GlaxoSmithKline vs. Tax Administration

This year, Ruling No. 383-2022 was issued on February 24. In this case, GlaxoSmithKline challenged the legality of a tax adjustment of the tax periods 2004 and 2005 after issuing the Guideline. The company questioned the method employed by the Tax Administration to determine the difference in the margins it charged related parties at 28.22% and the independent margins at 28.533%. In the audit, the company supported these margin differences with affiliates due to factors such as advertising, promotion, and others.

The company also argued that the Tax Administration did not employ the correct method according to the OECD guidelines and was obligated to investigate what factors supported the margin difference. Furthermore, the company filed a report supporting that third-party transactions were not comparable to the business performed with related parties due to several factors, such as brands, economic conditions according to the country, and purchasing power, among others.

Conversely, the First Chamber determined the report referred to variables and information excluded from the records, given that the company did not want to give access to this data when the tax auditor requested it.
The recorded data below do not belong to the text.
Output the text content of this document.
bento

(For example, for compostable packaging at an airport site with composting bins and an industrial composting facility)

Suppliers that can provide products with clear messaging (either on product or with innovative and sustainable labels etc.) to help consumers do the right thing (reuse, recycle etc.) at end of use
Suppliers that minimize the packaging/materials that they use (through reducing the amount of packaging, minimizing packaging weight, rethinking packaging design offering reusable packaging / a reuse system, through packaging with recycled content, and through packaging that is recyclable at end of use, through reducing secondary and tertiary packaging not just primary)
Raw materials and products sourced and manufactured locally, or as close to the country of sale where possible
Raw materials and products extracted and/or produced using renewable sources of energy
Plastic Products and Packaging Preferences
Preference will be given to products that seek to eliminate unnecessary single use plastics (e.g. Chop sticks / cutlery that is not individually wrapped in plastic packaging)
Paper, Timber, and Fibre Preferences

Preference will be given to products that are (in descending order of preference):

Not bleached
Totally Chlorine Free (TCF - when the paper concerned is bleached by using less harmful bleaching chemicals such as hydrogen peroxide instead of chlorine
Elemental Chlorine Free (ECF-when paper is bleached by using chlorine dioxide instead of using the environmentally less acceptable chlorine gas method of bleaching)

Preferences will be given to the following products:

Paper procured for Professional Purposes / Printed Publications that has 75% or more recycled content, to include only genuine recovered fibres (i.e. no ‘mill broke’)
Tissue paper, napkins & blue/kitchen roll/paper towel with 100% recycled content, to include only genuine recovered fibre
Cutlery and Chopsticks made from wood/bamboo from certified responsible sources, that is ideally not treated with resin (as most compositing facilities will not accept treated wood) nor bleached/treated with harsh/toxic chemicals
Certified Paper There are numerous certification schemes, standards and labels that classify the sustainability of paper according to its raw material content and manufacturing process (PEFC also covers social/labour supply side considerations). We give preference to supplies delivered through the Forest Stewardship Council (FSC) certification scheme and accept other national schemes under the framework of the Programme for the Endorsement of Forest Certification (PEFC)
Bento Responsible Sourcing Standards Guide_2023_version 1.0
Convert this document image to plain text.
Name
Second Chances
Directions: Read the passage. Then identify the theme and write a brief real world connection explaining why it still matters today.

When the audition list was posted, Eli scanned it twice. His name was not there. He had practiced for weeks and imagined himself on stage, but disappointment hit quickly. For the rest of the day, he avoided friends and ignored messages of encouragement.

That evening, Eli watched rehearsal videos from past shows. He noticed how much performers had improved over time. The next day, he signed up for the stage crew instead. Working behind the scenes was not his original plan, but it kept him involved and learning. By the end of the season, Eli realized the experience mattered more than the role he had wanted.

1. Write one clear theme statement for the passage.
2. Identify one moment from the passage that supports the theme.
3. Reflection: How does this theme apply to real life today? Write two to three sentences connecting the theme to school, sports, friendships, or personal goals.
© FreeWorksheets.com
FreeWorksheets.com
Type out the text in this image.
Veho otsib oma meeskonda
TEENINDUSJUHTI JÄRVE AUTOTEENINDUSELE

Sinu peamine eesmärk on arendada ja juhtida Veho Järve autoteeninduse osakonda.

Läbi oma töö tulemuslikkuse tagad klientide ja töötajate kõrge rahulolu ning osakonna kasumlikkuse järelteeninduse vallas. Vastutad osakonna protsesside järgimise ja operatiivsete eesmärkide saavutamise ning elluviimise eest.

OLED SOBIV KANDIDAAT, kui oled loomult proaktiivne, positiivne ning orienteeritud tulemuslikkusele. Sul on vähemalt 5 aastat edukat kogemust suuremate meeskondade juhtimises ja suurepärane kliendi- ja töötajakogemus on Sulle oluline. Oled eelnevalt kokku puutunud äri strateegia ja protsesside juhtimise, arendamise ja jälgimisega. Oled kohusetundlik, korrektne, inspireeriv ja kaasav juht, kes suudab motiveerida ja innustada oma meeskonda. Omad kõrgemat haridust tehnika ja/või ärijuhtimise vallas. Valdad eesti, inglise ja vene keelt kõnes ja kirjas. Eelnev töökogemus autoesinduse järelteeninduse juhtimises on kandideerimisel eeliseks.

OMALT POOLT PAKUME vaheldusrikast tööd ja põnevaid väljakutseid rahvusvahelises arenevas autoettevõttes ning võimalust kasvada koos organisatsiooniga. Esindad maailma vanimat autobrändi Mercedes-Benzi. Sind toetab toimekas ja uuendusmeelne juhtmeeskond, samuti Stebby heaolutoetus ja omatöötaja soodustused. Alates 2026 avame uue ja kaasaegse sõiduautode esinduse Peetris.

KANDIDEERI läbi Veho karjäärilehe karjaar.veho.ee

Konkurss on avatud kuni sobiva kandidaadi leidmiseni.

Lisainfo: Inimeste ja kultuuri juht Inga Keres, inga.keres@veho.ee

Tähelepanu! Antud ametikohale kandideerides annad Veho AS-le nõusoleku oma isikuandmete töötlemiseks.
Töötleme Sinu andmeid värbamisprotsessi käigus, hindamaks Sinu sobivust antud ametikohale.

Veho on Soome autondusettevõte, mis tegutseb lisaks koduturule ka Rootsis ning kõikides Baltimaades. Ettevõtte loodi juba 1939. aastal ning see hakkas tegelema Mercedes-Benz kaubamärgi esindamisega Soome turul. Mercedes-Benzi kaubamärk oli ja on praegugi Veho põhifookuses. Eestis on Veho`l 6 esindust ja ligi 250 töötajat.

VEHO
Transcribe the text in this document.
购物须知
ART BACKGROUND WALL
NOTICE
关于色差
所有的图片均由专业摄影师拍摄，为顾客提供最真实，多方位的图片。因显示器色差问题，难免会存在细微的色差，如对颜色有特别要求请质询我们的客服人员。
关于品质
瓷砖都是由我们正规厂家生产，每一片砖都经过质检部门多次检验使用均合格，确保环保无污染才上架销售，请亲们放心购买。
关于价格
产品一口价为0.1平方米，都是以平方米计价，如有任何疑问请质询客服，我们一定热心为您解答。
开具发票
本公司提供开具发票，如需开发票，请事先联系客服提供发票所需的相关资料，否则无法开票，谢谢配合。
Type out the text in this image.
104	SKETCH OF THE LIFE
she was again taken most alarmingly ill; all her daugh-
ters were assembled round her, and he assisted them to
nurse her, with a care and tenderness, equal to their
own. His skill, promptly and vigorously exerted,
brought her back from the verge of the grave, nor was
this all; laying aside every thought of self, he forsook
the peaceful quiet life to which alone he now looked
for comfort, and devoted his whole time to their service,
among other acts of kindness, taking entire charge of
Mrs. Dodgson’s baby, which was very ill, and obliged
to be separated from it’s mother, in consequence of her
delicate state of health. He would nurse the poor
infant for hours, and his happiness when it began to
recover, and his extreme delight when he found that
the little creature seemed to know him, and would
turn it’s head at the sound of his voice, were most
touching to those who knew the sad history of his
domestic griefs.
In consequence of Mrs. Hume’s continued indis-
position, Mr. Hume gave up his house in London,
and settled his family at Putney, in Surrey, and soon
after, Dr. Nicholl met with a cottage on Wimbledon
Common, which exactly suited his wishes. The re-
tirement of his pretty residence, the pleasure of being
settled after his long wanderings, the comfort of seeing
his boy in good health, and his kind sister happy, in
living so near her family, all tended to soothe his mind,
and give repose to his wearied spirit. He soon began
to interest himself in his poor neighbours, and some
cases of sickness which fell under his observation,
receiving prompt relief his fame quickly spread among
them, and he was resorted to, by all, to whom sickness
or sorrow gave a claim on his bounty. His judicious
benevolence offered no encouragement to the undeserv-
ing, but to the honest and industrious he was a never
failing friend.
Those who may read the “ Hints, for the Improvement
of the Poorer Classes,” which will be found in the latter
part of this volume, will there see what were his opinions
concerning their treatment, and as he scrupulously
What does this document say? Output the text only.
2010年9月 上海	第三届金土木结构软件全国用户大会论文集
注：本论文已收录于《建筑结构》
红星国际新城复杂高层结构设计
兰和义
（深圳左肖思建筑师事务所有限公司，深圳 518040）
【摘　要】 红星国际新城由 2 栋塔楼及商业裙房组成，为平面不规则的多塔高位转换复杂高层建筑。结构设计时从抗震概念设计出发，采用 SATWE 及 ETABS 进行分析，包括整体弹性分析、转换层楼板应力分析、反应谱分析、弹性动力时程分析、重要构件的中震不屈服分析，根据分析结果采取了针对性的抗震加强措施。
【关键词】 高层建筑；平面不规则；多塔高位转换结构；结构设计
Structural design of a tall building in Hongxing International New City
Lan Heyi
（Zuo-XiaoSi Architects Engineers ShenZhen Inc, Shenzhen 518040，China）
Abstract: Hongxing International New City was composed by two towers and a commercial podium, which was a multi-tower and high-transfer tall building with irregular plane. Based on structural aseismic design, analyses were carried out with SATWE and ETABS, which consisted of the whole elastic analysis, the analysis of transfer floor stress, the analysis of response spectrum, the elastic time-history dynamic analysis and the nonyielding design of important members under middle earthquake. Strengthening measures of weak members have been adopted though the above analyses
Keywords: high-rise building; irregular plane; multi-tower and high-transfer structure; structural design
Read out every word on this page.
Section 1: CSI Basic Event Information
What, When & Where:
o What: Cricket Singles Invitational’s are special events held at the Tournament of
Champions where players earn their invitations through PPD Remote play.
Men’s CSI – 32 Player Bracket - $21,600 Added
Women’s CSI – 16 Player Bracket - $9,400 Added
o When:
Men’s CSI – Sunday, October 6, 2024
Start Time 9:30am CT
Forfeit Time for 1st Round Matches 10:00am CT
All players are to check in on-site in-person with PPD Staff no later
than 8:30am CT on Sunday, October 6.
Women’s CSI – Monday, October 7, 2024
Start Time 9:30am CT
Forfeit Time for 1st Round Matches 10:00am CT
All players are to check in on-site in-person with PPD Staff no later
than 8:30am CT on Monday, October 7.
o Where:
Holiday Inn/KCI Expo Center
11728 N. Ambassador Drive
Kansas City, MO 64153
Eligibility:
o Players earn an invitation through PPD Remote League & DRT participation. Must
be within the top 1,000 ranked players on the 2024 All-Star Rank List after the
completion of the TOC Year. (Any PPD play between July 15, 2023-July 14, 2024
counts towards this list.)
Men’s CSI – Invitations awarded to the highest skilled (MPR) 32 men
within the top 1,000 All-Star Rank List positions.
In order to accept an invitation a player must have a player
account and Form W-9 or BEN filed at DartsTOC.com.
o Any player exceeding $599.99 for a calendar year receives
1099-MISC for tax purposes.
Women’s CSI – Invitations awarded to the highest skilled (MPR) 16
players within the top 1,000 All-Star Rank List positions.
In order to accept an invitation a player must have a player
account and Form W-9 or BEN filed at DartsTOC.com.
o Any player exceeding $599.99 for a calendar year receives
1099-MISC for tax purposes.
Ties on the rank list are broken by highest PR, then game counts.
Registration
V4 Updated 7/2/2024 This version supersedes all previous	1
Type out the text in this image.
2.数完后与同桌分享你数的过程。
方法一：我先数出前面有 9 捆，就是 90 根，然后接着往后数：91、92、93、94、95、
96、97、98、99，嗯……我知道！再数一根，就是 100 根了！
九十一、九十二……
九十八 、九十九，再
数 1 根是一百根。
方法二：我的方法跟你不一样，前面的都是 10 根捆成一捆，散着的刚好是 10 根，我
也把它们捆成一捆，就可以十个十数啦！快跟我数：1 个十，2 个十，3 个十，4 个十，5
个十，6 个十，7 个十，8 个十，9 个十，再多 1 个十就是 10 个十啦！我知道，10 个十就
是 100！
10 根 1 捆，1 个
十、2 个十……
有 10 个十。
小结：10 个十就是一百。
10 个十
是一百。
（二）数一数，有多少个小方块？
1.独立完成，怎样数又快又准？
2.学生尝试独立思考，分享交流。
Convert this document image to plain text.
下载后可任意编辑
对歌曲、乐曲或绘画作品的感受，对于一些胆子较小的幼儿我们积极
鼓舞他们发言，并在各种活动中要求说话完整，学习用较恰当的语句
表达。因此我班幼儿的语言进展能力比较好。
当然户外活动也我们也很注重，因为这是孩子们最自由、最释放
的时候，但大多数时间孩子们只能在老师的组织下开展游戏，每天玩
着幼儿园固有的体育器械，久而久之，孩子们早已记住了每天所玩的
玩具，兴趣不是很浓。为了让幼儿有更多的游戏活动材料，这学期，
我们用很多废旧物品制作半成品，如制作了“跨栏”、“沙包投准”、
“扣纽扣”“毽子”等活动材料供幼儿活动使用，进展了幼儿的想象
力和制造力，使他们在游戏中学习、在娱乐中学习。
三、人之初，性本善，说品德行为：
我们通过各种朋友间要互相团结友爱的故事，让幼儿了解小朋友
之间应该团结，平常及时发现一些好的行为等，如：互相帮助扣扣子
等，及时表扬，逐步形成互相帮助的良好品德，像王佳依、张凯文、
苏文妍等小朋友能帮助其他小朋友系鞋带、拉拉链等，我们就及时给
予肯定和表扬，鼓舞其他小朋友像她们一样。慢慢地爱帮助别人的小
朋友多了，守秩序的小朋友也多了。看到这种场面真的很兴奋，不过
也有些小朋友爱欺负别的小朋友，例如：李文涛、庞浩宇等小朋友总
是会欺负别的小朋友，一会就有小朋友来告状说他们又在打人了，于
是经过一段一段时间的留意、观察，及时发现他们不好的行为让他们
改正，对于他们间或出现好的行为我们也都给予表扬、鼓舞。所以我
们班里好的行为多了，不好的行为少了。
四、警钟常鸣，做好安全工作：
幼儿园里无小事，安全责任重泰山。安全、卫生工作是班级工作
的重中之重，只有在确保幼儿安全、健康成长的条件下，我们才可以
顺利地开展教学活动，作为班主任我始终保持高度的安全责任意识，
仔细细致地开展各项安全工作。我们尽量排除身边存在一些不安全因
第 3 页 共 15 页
In the administrative process, the company stated that advertising affected the difference and could not add other factors later when it did not disclose them initially.

Reca Química S.A. vs. the Tax Administration

This Ruling No. 1586-2017 in favor of the company is based on the Tax Administration’s audit for the tax periods 2003 and 2004. During these periods, the company sold with a 5% margin to related parties, generating losses with these sales of 38% of its total business. Conversely, the company sold with a gross margin of 10% to third parties.

Here, the First Chamber ruled in favor of the plaintiff, given that the Tax Administration had mistakenly motivated the 10% adjustment on a presumed basis determination without complying with the legal requirements established for that type of tax determination. They warned that the adjustment should have been applied according to one of the methods set by the OECD and not on a presumed basis.